Le français est en voie de "latinisation".
Riro, il n'est pas en voie d'être latinisé: il l'est, il l'est déjà. Un peu normal: c'est son origine.
Pourquoi est-le latin qui a été repris? Pourquoi pas le gaélique, langue celte, au vu des 6 siècles de présence celte en Europe? A cause de la domination romaine plus forte, ou postérieure, ou plus répandue? De l'utilité de cette langue qui se parlait partout (langue universelle au début, parlée dans les églises)?
Apparemment il n'y a pas eu d'autre influence suffisante pour produire une autre langue en Gaule.
Riro, je crois que je n'avais pas compris dans quel sens vous mentionnez "latinisation": dans le sens d'un déclin et d'une transformation?
À voir, il reste très prisé dans le monde, très vivant, et la latinisation du latin a quand-même pris du temps.
Petit détour par Wiki:
https://fr.wikipedia.org/wiki/Histoire_de_la_langue_fran%C3%A7aise
@Calendula
"On a a perdu les élèves les plus faibles, qui continuent à baisser les bras face à l'allemand, car les exigences leur semblent au-delà de leurs possibilités, tout comme dans beaucoup d'autres matières."
J'ai moi-même enseigné jusqu'au degrés de la Matu pendant plus de 30 ans. J'ai aussi commencé ma vie en parlant le suisse-allemand, puis j'ai appris le Hochdeutsch à l'école. Je l'ai même enseigné pendant quelque temps. Je comprends vos inquiétudes et les partage. Il se trouve que mes 5 enfants ont passé par le système scolaire genevois et que 2 y sont encore.
Ce que j'ai pu constater c'est que ma fille, qui n'a jamais eu de problèmes scolaires, juge l'allemand au Collège "dément" (ce que je traduis par trop difficile et(ou peu attractif). De plus, j'ai fait l'année dernière des révision de vocabulaire avec mon fils en 1ère année du Collège et j'ai trouvé le livre employé beaucoup trop difficile et touffu dans ses exemples.
Je vous livre mon sentiment, tout en sachant qu'il ne représente que moi et mes enfants et qu'il y a mille manières d'y répondre, aussi bien en mettant en question les compétences des élèves eux-mêmes, que celles de certains enseignants (nous savons tous qu'il y a un manque chronique de profs d'allemand et de mathématique) et pour finir les exigences des plans d'études.
En ce qui concerne les mathématique (ou la mathématique, puisqu'au cours de ma vie et de ma carrière j'ai assisté à une réforme majeure dans ce domaine), posent depuis toujours un problème presque insurmontable à nos élèves.
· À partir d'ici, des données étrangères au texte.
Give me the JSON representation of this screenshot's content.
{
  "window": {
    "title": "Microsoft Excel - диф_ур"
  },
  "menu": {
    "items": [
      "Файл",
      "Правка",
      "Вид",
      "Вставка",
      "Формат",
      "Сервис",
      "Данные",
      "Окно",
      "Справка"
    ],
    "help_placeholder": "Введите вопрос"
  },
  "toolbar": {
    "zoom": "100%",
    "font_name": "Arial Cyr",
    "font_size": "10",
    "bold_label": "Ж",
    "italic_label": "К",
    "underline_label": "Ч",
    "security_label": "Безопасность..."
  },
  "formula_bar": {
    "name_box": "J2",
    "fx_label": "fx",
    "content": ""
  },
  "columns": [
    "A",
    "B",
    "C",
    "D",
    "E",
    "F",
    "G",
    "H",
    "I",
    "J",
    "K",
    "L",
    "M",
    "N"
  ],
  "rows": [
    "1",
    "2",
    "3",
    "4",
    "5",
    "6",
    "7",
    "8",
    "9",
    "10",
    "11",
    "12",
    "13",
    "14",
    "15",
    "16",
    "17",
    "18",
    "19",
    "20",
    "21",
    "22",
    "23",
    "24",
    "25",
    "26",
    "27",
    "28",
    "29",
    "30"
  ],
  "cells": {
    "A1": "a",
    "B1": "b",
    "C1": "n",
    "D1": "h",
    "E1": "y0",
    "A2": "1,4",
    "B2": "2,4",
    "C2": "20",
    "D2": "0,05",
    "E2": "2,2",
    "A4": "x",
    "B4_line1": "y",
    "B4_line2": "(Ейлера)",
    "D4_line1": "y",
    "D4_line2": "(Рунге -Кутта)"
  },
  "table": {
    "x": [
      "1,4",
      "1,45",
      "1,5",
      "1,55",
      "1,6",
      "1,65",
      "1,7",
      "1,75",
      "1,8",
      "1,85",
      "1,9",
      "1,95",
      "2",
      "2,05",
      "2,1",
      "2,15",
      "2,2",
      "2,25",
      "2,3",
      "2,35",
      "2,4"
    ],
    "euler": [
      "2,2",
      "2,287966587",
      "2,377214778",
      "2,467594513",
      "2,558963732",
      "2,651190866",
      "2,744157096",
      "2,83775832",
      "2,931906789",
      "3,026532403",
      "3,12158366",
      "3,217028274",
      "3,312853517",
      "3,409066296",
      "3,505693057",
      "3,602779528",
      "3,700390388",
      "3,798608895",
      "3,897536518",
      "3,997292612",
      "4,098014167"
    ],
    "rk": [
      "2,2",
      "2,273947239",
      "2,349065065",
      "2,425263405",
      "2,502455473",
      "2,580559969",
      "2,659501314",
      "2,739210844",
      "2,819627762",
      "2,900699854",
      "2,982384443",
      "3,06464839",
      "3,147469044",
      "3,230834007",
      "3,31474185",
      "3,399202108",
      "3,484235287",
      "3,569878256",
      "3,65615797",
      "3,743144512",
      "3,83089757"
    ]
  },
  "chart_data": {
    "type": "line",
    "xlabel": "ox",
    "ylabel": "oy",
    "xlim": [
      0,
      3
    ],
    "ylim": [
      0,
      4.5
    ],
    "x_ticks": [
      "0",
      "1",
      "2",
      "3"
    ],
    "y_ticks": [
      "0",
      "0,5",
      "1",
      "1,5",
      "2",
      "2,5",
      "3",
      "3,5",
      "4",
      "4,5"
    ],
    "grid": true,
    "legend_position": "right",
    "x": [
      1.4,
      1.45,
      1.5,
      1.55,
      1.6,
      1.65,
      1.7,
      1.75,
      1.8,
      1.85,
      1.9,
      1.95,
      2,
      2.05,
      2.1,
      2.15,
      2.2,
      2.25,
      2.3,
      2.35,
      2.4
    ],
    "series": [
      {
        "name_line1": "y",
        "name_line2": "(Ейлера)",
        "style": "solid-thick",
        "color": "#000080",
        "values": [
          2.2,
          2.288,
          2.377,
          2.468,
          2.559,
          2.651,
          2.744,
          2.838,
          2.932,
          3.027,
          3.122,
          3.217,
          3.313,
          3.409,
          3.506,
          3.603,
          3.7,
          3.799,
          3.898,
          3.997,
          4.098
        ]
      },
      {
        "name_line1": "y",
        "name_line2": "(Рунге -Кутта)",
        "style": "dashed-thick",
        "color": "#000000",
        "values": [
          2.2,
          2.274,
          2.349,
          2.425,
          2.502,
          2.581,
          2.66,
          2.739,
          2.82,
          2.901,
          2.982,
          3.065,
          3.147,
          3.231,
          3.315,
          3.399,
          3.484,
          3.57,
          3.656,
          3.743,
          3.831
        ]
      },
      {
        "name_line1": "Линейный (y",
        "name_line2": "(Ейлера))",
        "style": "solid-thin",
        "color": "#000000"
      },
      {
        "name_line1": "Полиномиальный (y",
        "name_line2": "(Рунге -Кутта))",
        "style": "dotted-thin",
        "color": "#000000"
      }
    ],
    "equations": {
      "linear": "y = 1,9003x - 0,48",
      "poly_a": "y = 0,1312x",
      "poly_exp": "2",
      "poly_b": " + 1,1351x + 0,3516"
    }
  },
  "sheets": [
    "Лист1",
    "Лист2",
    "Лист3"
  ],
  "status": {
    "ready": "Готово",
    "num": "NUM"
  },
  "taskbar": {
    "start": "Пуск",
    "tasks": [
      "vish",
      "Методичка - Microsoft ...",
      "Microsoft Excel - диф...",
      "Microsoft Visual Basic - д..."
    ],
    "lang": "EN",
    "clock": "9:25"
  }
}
Il en est d'ailleurs de même pour nombre de leurs collègues des autres disciplines, qui n'ose pas donner autant de devoirs qu'ils voudraient et jugeraient nécessaires par ce que leurs élèves croulent déjà sous la charge imposée dans cette branche.
Encore une fois, c'est une constatation que j'ai faite à l'époque où j'enseignais, dans le collège où j'ai enseigné le plus longtemps. Ce problème a suscité de nombreuses heures de discussions et de concertation aussi bien entre maîtres eux-mêmes qu'au niveau des associations de maîtres et des conseils de direction et je doute que la situation ait véritablement changé.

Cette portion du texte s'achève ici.